In a separate development, 21 people were killed and two seriously injured when shooting erupted Sunday morning at the headquarters of the feared State Security Services, on a road leading to the presidential villa compound where Jonathan lives and has his offices.
The gunfire came from an attempted jailbreak by a suspected member of the Boko Haram network of extremists that is terrorizing northeastern Nigeria, according to security agents who spoke on condition of anonymity because they were not authorized to speak to the press. A detainee used a smuggled pistol to shoot a guard, said the agents at the scene. It was not clear if the guard survived.
State Security spokeswoman Marilyn Ogar gave a different story, saying the only gunfire came from guards who fired warning shots and soldiers who deployed after a detainee tried to overpower a guard. The detainee tried to use his handcuffs to beat the guard over the head and grab his pistol, she said in a statement.
But residents described exchanges of gunfire that continued for more than two hours.
In northeastern Nigeria, governors have accused Jonathan's administration and the military of purposely not doing enough to curb the rebellion.
Gov. Kashim Shettima last month said Boko Haram is better armed and better motivated than the military. He spoke after survivors reported that outgunned soldiers had abandoned checkpoints and left villagers and school students at the mercy of the extremists.
Governors also have suggested the violence is intended to weaken the northern vote ahead of February 2015 elections in which Jonathan's party faces its stiffest opposition since winning power in 1999 elections that ended decades of military dictatorship. Most northerners are Muslims and Jonathan is a Christian from the south.
The two leading political parties, Jonathan's People's Democratic Party and the coalition All Progressives Congress, have traded insults recently about who is responsible for the uprising. There is no dispute chronic poverty is among the root causes of the insurrection. Northeastern Nigeria is the poorest region in the oil-rich nation, with up to 80 percent of young people estimated unemployed. Fewer than 5 percent of children attend high school, according to government statistics.

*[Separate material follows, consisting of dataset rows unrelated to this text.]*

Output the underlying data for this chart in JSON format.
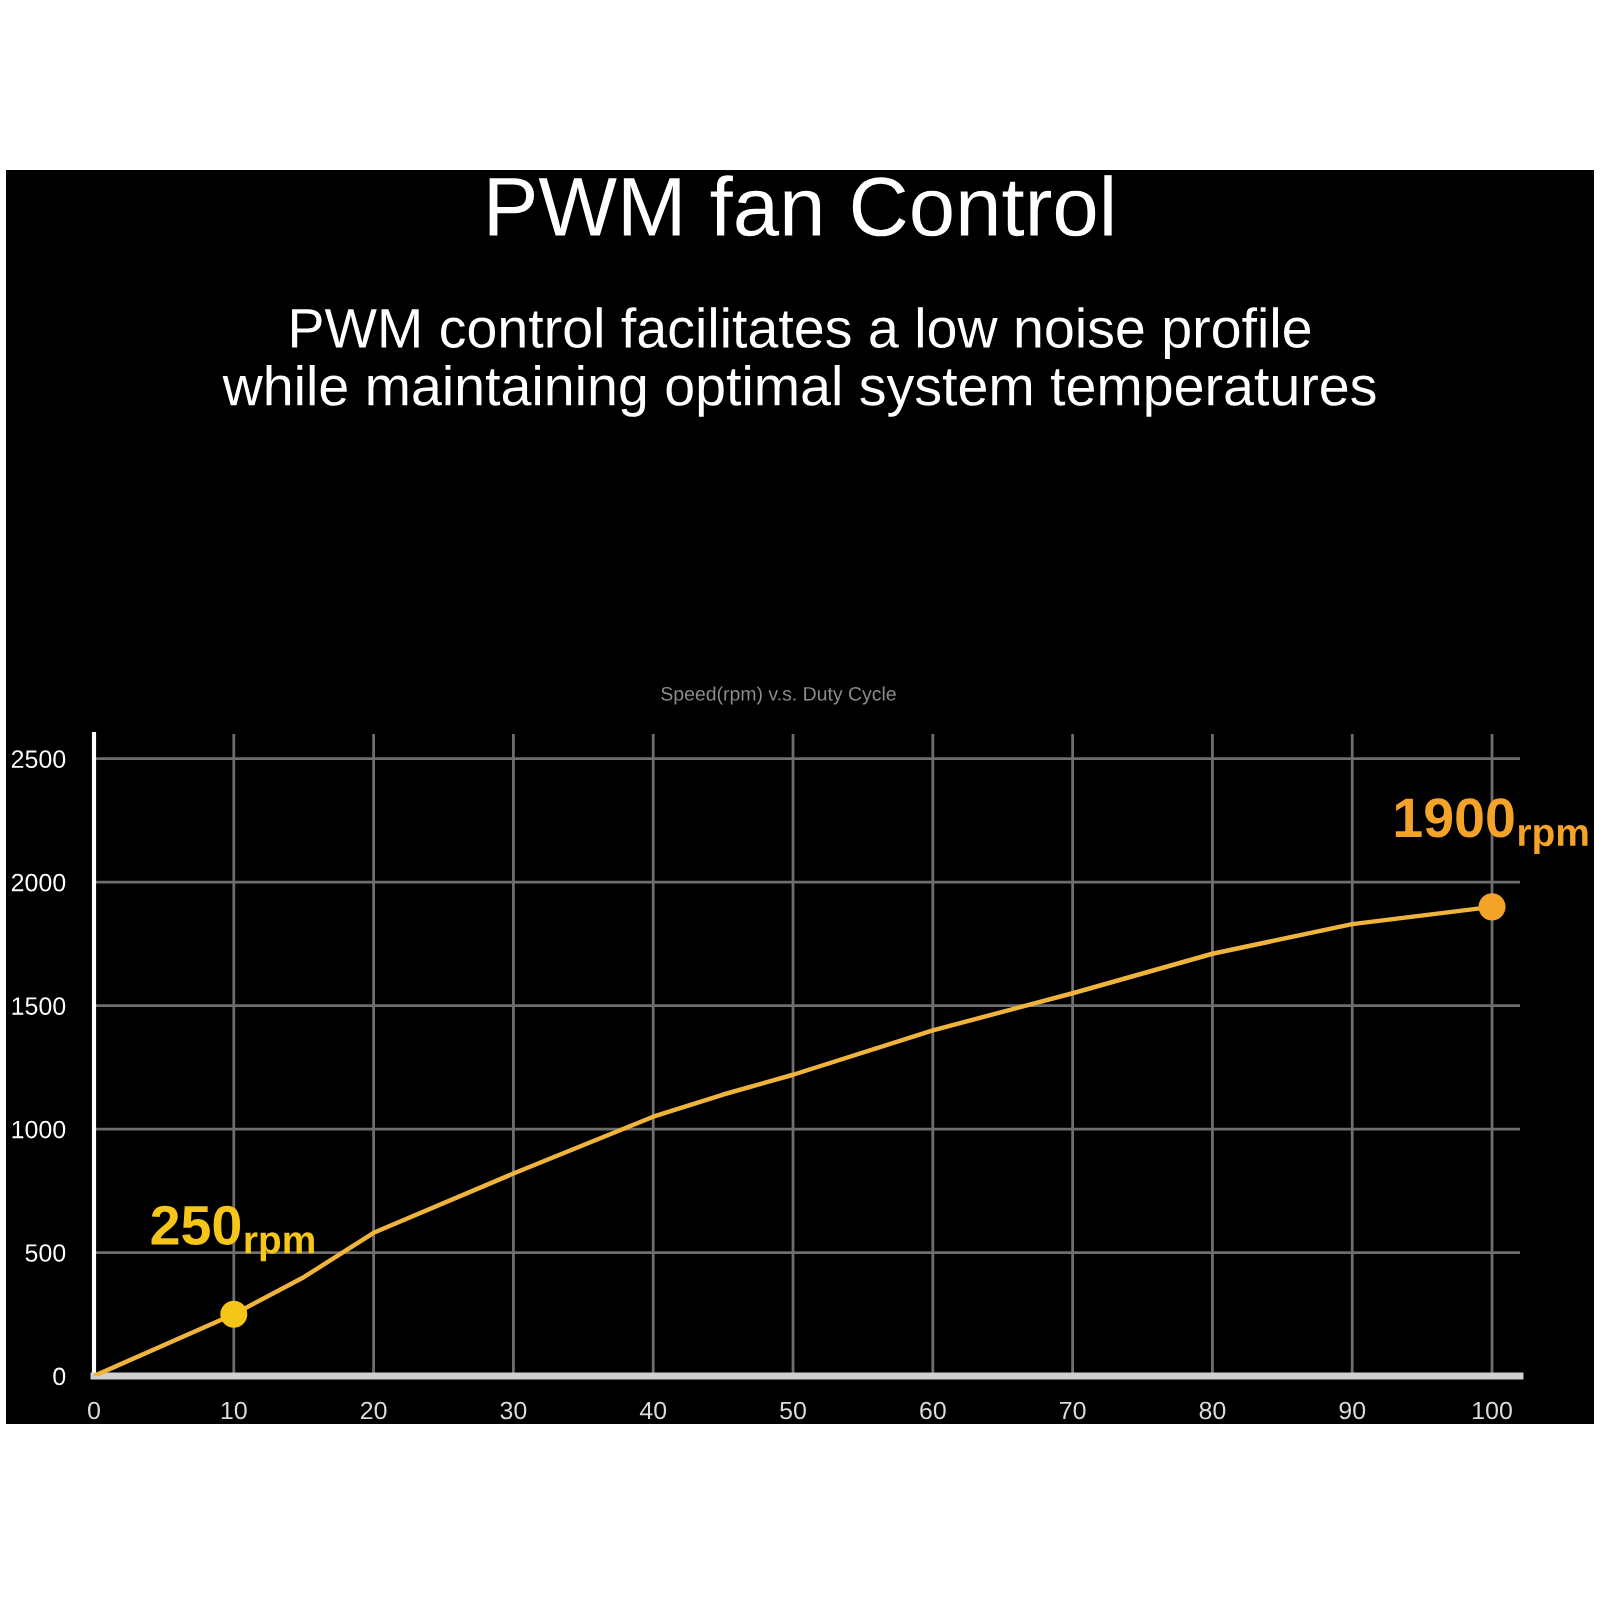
{
  "chart_data": {
    "type": "line",
    "title": "PWM fan Control",
    "subtitle": "PWM control facilitates a low noise profile\nwhile maintaining optimal system temperatures",
    "annotations": [
      "Speed(rpm) v.s. Duty Cycle"
    ],
    "xlim": [
      0,
      102
    ],
    "xticks": [
      0,
      10,
      20,
      30,
      40,
      50,
      60,
      70,
      80,
      90,
      100
    ],
    "ylim": [
      0,
      2600
    ],
    "yticks": [
      0,
      500,
      1000,
      1500,
      2000,
      2500
    ],
    "grid": true,
    "series": [
      {
        "color": "#f0b43c",
        "line_style": "solid",
        "x": [
          0,
          10,
          15,
          20,
          30,
          40,
          45,
          50,
          60,
          70,
          80,
          90,
          100
        ],
        "values": [
          0,
          250,
          400,
          580,
          820,
          1050,
          1140,
          1220,
          1400,
          1550,
          1710,
          1830,
          1900
        ]
      },
      {
        "type": "scatter",
        "marker": "circle",
        "colors": [
          "#f5c518",
          "#f2a328"
        ],
        "x": [
          10,
          100
        ],
        "values": [
          250,
          1900
        ],
        "value_labels": [
          "250$_{rpm}$",
          "1900$_{rpm}$"
        ]
      }
    ]
  }
}
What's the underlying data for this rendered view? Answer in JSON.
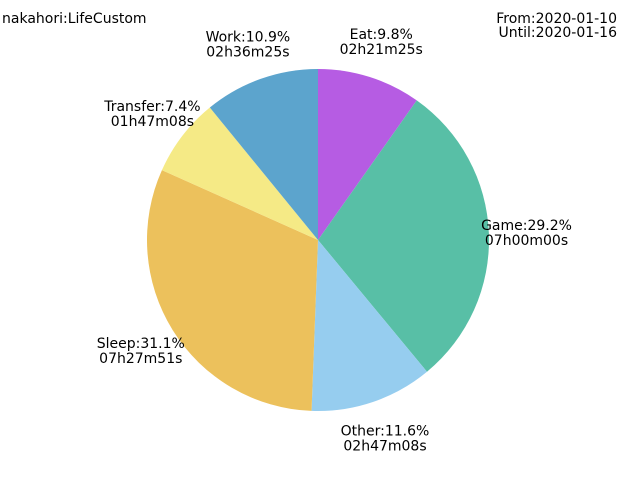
{
  "header": {
    "user_label": "nakahori:LifeCustom",
    "from_label": "From:2020-01-10",
    "until_label": "Until:2020-01-16"
  },
  "chart_data": {
    "type": "pie",
    "slices": [
      {
        "label": "Eat",
        "percent": 9.8,
        "duration": "02h21m25s",
        "color": "#b65ce3"
      },
      {
        "label": "Game",
        "percent": 29.2,
        "duration": "07h00m00s",
        "color": "#58bfa6"
      },
      {
        "label": "Other",
        "percent": 11.6,
        "duration": "02h47m08s",
        "color": "#96cdef"
      },
      {
        "label": "Sleep",
        "percent": 31.1,
        "duration": "07h27m51s",
        "color": "#ecc15c"
      },
      {
        "label": "Transfer",
        "percent": 7.4,
        "duration": "01h47m08s",
        "color": "#f5ea86"
      },
      {
        "label": "Work",
        "percent": 10.9,
        "duration": "02h36m25s",
        "color": "#5ca4cd"
      }
    ]
  }
}
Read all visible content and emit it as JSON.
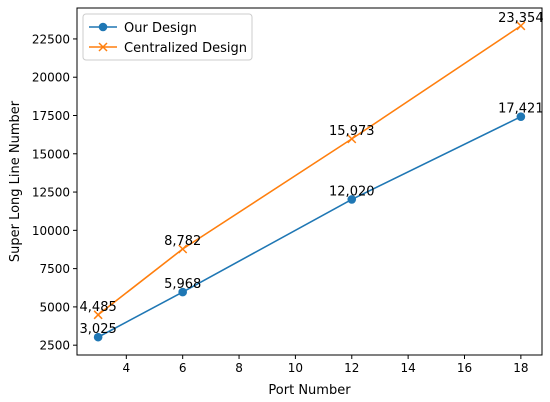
{
  "chart_data": {
    "type": "line",
    "title": "",
    "xlabel": "Port Number",
    "ylabel": "Super Long Line Number",
    "x": [
      3,
      6,
      12,
      18
    ],
    "xticks": [
      "4",
      "6",
      "8",
      "10",
      "12",
      "14",
      "16",
      "18"
    ],
    "yticks": [
      "2500",
      "5000",
      "7500",
      "10000",
      "12500",
      "15000",
      "17500",
      "20000",
      "22500"
    ],
    "xlim": [
      2.25,
      18.75
    ],
    "ylim": [
      1858.55,
      24520.45
    ],
    "grid": false,
    "legend_position": "upper left",
    "series": [
      {
        "name": "Our Design",
        "values": [
          3025,
          5968,
          12020,
          17421
        ],
        "labels": [
          "3,025",
          "5,968",
          "12,020",
          "17,421"
        ],
        "color": "#1f77b4",
        "marker": "circle"
      },
      {
        "name": "Centralized Design",
        "values": [
          4485,
          8782,
          15973,
          23354
        ],
        "labels": [
          "4,485",
          "8,782",
          "15,973",
          "23,354"
        ],
        "color": "#ff7f0e",
        "marker": "x"
      }
    ]
  }
}
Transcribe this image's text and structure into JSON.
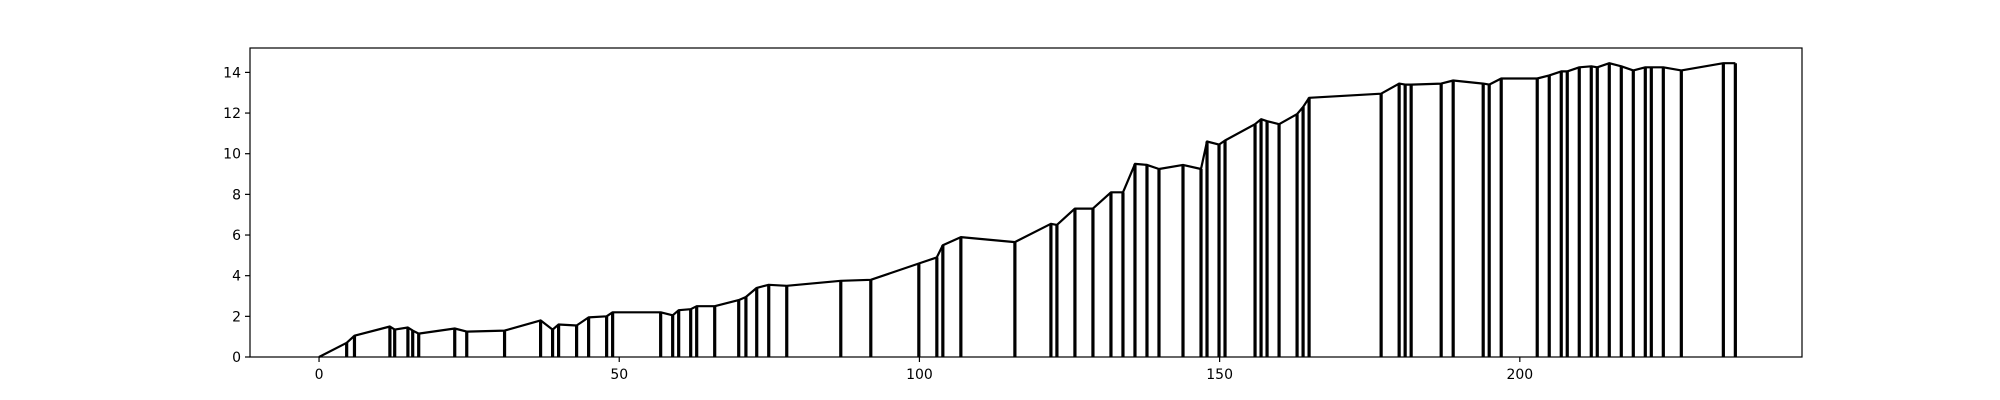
{
  "chart_data": {
    "type": "line",
    "title": "",
    "xlabel": "",
    "ylabel": "",
    "xlim": [
      -11.5,
      247
    ],
    "ylim": [
      0,
      15.2
    ],
    "grid": false,
    "legend": null,
    "x_ticks": [
      0,
      50,
      100,
      150,
      200
    ],
    "y_ticks": [
      0,
      2,
      4,
      6,
      8,
      10,
      12,
      14
    ],
    "line_color": "#000000",
    "series": [
      {
        "x": [
          0,
          4.6,
          5.9,
          11.8,
          12.6,
          14.8,
          15.6,
          16.6,
          22.6,
          24.6,
          30.9,
          36.9,
          38.9,
          39.9,
          42.9,
          44.9,
          47.9,
          48.9,
          56.9,
          58.9,
          59.9,
          61.9,
          62.9,
          65.9,
          69.9,
          71.1,
          72.9,
          74.9,
          77.9,
          86.9,
          91.9,
          99.9,
          102.9,
          103.9,
          106.9,
          115.9,
          121.9,
          122.9,
          125.9,
          128.9,
          131.9,
          133.9,
          135.9,
          137.9,
          139.9,
          143.9,
          146.9,
          147.9,
          149.9,
          150.9,
          155.9,
          156.9,
          157.9,
          159.9,
          162.9,
          163.9,
          164.9,
          176.9,
          179.9,
          180.9,
          181.9,
          186.9,
          188.9,
          193.9,
          194.9,
          196.9,
          202.9,
          204.9,
          206.9,
          207.9,
          209.9,
          211.9,
          212.9,
          214.9,
          216.9,
          218.9,
          220.9,
          221.9,
          223.9,
          226.9,
          233.9,
          235.9
        ],
        "y": [
          0,
          0.7,
          1.05,
          1.5,
          1.35,
          1.45,
          1.3,
          1.15,
          1.4,
          1.25,
          1.3,
          1.8,
          1.35,
          1.6,
          1.55,
          1.95,
          2.0,
          2.2,
          2.2,
          2.05,
          2.3,
          2.35,
          2.5,
          2.5,
          2.8,
          2.95,
          3.4,
          3.55,
          3.5,
          3.75,
          3.8,
          4.6,
          4.9,
          5.5,
          5.9,
          5.65,
          6.55,
          6.5,
          7.3,
          7.3,
          8.1,
          8.1,
          9.5,
          9.45,
          9.25,
          9.45,
          9.25,
          10.6,
          10.45,
          10.65,
          11.45,
          11.7,
          11.6,
          11.45,
          11.95,
          12.3,
          12.75,
          12.95,
          13.45,
          13.4,
          13.4,
          13.45,
          13.6,
          13.45,
          13.4,
          13.7,
          13.7,
          13.85,
          14.05,
          14.05,
          14.25,
          14.3,
          14.25,
          14.45,
          14.3,
          14.1,
          14.25,
          14.25,
          14.25,
          14.1,
          14.45,
          14.45
        ]
      }
    ]
  }
}
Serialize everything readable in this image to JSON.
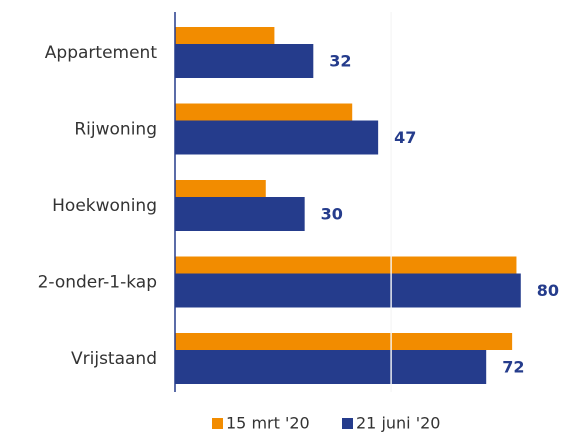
{
  "chart_data": {
    "type": "bar",
    "orientation": "horizontal",
    "categories": [
      "Appartement",
      "Rijwoning",
      "Hoekwoning",
      "2-onder-1-kap",
      "Vrijstaand"
    ],
    "series": [
      {
        "name": "15 mrt '20",
        "color": "#f28c00",
        "values": [
          23,
          41,
          21,
          79,
          78
        ]
      },
      {
        "name": "21 juni '20",
        "color": "#253c8c",
        "values": [
          32,
          47,
          30,
          80,
          72
        ]
      }
    ],
    "xlim": [
      0,
      90
    ],
    "xticks": [
      50
    ],
    "grid": true,
    "legend": "bottom"
  }
}
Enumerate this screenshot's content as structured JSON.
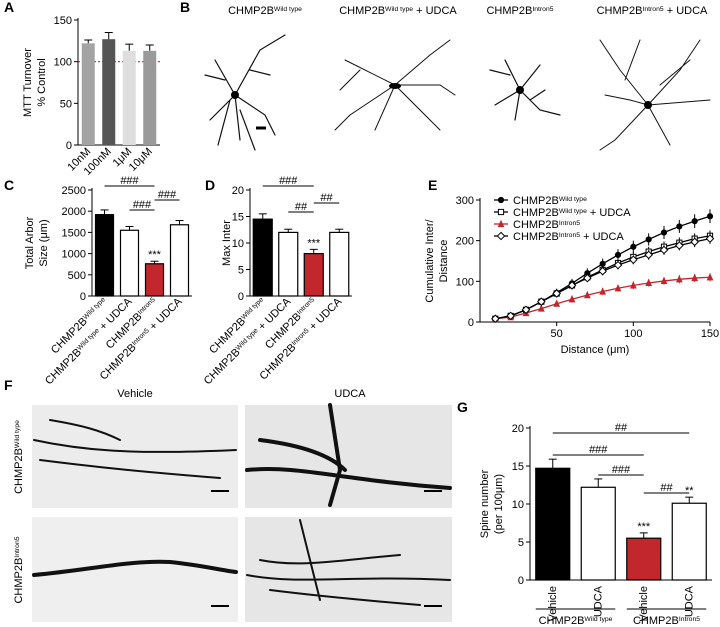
{
  "chart_data": [
    {
      "type": "bar",
      "panel": "A",
      "ylabel": [
        "MTT Turnover",
        "% Control"
      ],
      "categories": [
        {
          "text": "10nM"
        },
        {
          "text": "100nM"
        },
        {
          "text": "1μM"
        },
        {
          "text": "10μM"
        }
      ],
      "values": [
        122,
        127,
        113,
        113
      ],
      "errors": [
        4,
        8,
        8,
        7
      ],
      "colors": [
        "#a3a3a3",
        "#555555",
        "#dedede",
        "#9a9a9a"
      ],
      "reference_line": {
        "value": 100,
        "color": "#c1272d"
      },
      "ylim": [
        0,
        150
      ],
      "yticks": [
        0,
        50,
        100,
        150
      ]
    },
    {
      "type": "bar",
      "panel": "C",
      "ylabel": [
        "Total Arbor",
        "Size (μm)"
      ],
      "categories": [
        {
          "text": "CHMP2B",
          "sup": "Wild type"
        },
        {
          "text": "CHMP2B",
          "sup": "Wild type",
          "suffix": " + UDCA"
        },
        {
          "text": "CHMP2B",
          "sup": "Intron5"
        },
        {
          "text": "CHMP2B",
          "sup": "Intron5",
          "suffix": " + UDCA"
        }
      ],
      "values": [
        1920,
        1550,
        760,
        1680
      ],
      "errors": [
        110,
        90,
        60,
        100
      ],
      "colors": [
        "#000000",
        "#ffffff",
        "#c1272d",
        "#ffffff"
      ],
      "bar_labels": [
        {
          "index": 2,
          "text": "***"
        }
      ],
      "brackets": [
        {
          "from": 0,
          "to": 2,
          "label": "###"
        },
        {
          "from": 1,
          "to": 2,
          "label": "###"
        },
        {
          "from": 2,
          "to": 3,
          "label": "###"
        }
      ],
      "ylim": [
        0,
        2500
      ],
      "yticks": [
        0,
        500,
        1000,
        1500,
        2000,
        2500
      ]
    },
    {
      "type": "bar",
      "panel": "D",
      "ylabel": [
        "Max Inter"
      ],
      "categories": [
        {
          "text": "CHMP2B",
          "sup": "Wild type"
        },
        {
          "text": "CHMP2B",
          "sup": "Wild type",
          "suffix": " + UDCA"
        },
        {
          "text": "CHMP2B",
          "sup": "Intron5"
        },
        {
          "text": "CHMP2B",
          "sup": "Intron5",
          "suffix": " + UDCA"
        }
      ],
      "values": [
        14.5,
        12,
        8,
        12
      ],
      "errors": [
        1,
        0.6,
        0.8,
        0.6
      ],
      "colors": [
        "#000000",
        "#ffffff",
        "#c1272d",
        "#ffffff"
      ],
      "bar_labels": [
        {
          "index": 2,
          "text": "***"
        }
      ],
      "brackets": [
        {
          "from": 0,
          "to": 2,
          "label": "###"
        },
        {
          "from": 1,
          "to": 2,
          "label": "##"
        },
        {
          "from": 2,
          "to": 3,
          "label": "##"
        }
      ],
      "ylim": [
        0,
        20
      ],
      "yticks": [
        0,
        5,
        10,
        15,
        20
      ]
    },
    {
      "type": "line",
      "panel": "E",
      "ylabel": [
        "Cumulative Inter/",
        "Distance"
      ],
      "xlabel": "Distance (μm)",
      "x": [
        10,
        20,
        30,
        40,
        50,
        60,
        70,
        80,
        90,
        100,
        110,
        120,
        130,
        140,
        150
      ],
      "series": [
        {
          "name": {
            "text": "CHMP2B",
            "sup": "Wild type"
          },
          "color": "#000000",
          "marker": "circle",
          "values": [
            8,
            15,
            30,
            50,
            72,
            95,
            120,
            143,
            165,
            185,
            203,
            220,
            235,
            248,
            260
          ],
          "errors": [
            3,
            4,
            6,
            8,
            10,
            11,
            12,
            13,
            14,
            15,
            15,
            16,
            16,
            17,
            17
          ]
        },
        {
          "name": {
            "text": "CHMP2B",
            "sup": "Wild type",
            "suffix": " + UDCA"
          },
          "color": "#000000",
          "marker": "square",
          "values": [
            8,
            15,
            30,
            50,
            70,
            90,
            110,
            128,
            145,
            160,
            173,
            185,
            195,
            205,
            212
          ],
          "errors": [
            3,
            4,
            5,
            7,
            8,
            9,
            10,
            11,
            11,
            12,
            12,
            13,
            13,
            13,
            13
          ]
        },
        {
          "name": {
            "text": "CHMP2B",
            "sup": "Intron5"
          },
          "color": "#c1272d",
          "marker": "triangle",
          "values": [
            8,
            12,
            22,
            33,
            45,
            56,
            66,
            75,
            83,
            90,
            96,
            101,
            105,
            108,
            110
          ],
          "errors": [
            2,
            3,
            4,
            5,
            6,
            7,
            7,
            8,
            8,
            9,
            9,
            9,
            10,
            10,
            10
          ]
        },
        {
          "name": {
            "text": "CHMP2B",
            "sup": "Intron5",
            "suffix": " + UDCA"
          },
          "color": "#000000",
          "marker": "diamond",
          "values": [
            8,
            15,
            30,
            50,
            70,
            90,
            108,
            125,
            140,
            153,
            165,
            177,
            188,
            197,
            205
          ],
          "errors": [
            3,
            4,
            5,
            7,
            8,
            9,
            10,
            10,
            11,
            11,
            12,
            12,
            12,
            13,
            13
          ]
        }
      ],
      "xlim": [
        0,
        150
      ],
      "xticks": [
        50,
        100,
        150
      ],
      "ylim": [
        0,
        300
      ],
      "yticks": [
        0,
        100,
        200,
        300
      ]
    },
    {
      "type": "bar",
      "panel": "G",
      "ylabel": [
        "Spine number",
        "(per 100μm)"
      ],
      "categories": [
        {
          "text": "Vehicle"
        },
        {
          "text": "UDCA"
        },
        {
          "text": "Vehicle"
        },
        {
          "text": "UDCA"
        }
      ],
      "groups": [
        {
          "text": "CHMP2B",
          "sup": "Wild type"
        },
        {
          "text": "CHMP2B",
          "sup": "Intron5"
        }
      ],
      "values": [
        14.7,
        12.2,
        5.5,
        10.1
      ],
      "errors": [
        1.2,
        1.1,
        0.7,
        0.8
      ],
      "colors": [
        "#000000",
        "#ffffff",
        "#c1272d",
        "#ffffff"
      ],
      "bar_labels": [
        {
          "index": 2,
          "text": "***"
        },
        {
          "index": 3,
          "text": "**"
        }
      ],
      "brackets": [
        {
          "from": 0,
          "to": 3,
          "label": "##"
        },
        {
          "from": 0,
          "to": 2,
          "label": "###"
        },
        {
          "from": 1,
          "to": 2,
          "label": "###"
        },
        {
          "from": 2,
          "to": 3,
          "label": "##"
        }
      ],
      "ylim": [
        0,
        20
      ],
      "yticks": [
        0,
        5,
        10,
        15,
        20
      ]
    }
  ],
  "panel_B": {
    "panel": "B",
    "titles": [
      {
        "text": "CHMP2B",
        "sup": "Wild type"
      },
      {
        "text": "CHMP2B",
        "sup": "Wild type",
        "suffix": " + UDCA"
      },
      {
        "text": "CHMP2B",
        "sup": "Intron5"
      },
      {
        "text": "CHMP2B",
        "sup": "Intron5",
        "suffix": " + UDCA"
      }
    ]
  },
  "panel_F": {
    "panel": "F",
    "columns": [
      "Vehicle",
      "UDCA"
    ],
    "rows": [
      {
        "text": "CHMP2B",
        "sup": "Wild type"
      },
      {
        "text": "CHMP2B",
        "sup": "Intron5"
      }
    ]
  }
}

Some governors accuse the military of colluding with the militants to prolong the conflict while they profit from hefty war budgets. Nigerian security forces also have been accused of working with militants and oil thieves in the southern Niger Delta. Corruption is endemic in the West African nation.
Nigeria's military insists that a 2-month offensive of near-daily aerial bombardments and ground assaults has the extremists panicking and on the run.
But such claims are belied by attacks such as a March 14 assault on the main barracks in Maiduguri city, which is the headquarters of the security forces offensive. Boko Haram claimed to have freed 2,000 detainees held at Giwa Barracks. The military said it killed hundreds of militants.
It was the bloodiest battle in the 4-year-old uprising, with hospital workers reporting a count of 425 corpses. They said they were forced to hold a mass burial because the morgue could not hold all the bodies. They spoke on condition of anonymity for fear of reprisals from the military.